Basicamente, era uma picape de cabine dupla, mas que trocando-se a tampa do porta-malas, podia se tornar um sedã ou fastback. De falta de originalidade não sofria…
Envemo Camper 4×4 (1989)
A Envemo pegou a excelente base do Engesa 4 (ver parte III desta série), o painel de instrumentos do Opala, e uma carroceria própria em plástico reforçado com fibra de vidro fortemente baseada no Jeep Cherokee contemporâneo, para criar um SUV nacional de grande sucesso.
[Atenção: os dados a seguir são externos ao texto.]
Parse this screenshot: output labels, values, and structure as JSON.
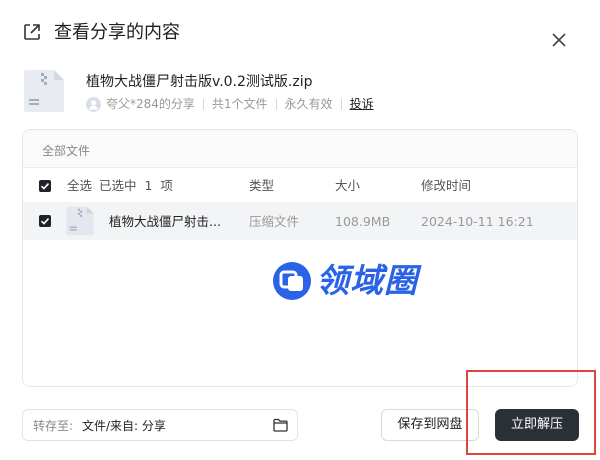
{
  "dialog": {
    "title": "查看分享的内容"
  },
  "file": {
    "name": "植物大战僵尸射击版v.0.2测试版.zip",
    "sharer": "夸父*284的分享",
    "count": "共1个文件",
    "validity": "永久有效",
    "report_label": "投诉"
  },
  "list": {
    "breadcrumb": "全部文件",
    "select_all_label": "全选",
    "selected_text": "已选中  1  项",
    "columns": {
      "type": "类型",
      "size": "大小",
      "modified": "修改时间"
    },
    "rows": [
      {
        "name": "植物大战僵尸射击...",
        "type": "压缩文件",
        "size": "108.9MB",
        "modified": "2024-10-11 16:21"
      }
    ]
  },
  "watermark": {
    "text": "领域圈",
    "color": "#2a62e8"
  },
  "footer": {
    "save_to_label": "转存至:",
    "save_to_path": "文件/来自: 分享",
    "save_button": "保存到网盘",
    "extract_button": "立即解压"
  },
  "colors": {
    "primary_button": "#2b2f36",
    "highlight": "#e0453a",
    "row_bg": "#f3f4f6"
  },
  "icons": {
    "title": "share-external-icon",
    "close": "close-icon",
    "file": "zip-file-icon",
    "folder": "folder-icon"
  }
}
Um exemplo de como criar carros com poucos recursos pode dar certo, o Camper sobreviveu ao início das importações, só acabando em 1995, e até hoje é adorado pelos amantes do off-road, que tem com ele toda excelência fora de estrada do Engesa 4, mas com proteção dos elementos e ar-condicionado.
Grancar Futura (1990)
O grande Toni Bianco, outra figura recorrente nesta série, se juntou com Armando Jorge Neto, dono da concessionária Ford paulista Grancar, para criar esta minivan.
Baseada no Ford Del Rey, e inspirada fortemente na Renault Espace francesa, era um carro muito bom e competitivo na época, mesmo com os importados. A Grancar importou uma Espace para ser copiada, e ele foi realmente a base do projeto, mas o carro final é único, com soluções originais e diferentes. De novo, só o fato de ter a base Del Rey, e motor VW 2.0 de Santana, o tornam eminentemente brasileiro, um jeitinho ambulante.
O painel é derivado do Del Rey e a carroceria, como a do Renault, é de plástico reforçado com fibra de vidro. Mas a concorrência com a inundação de importados nos anos 1990 rapidamente acabou com a promissora idéia já em 1991. Apenas pouco menos de 160 unidades foram fabricadas.
Mas uma inclassificável criação que só podia ter sido criada no Brasil!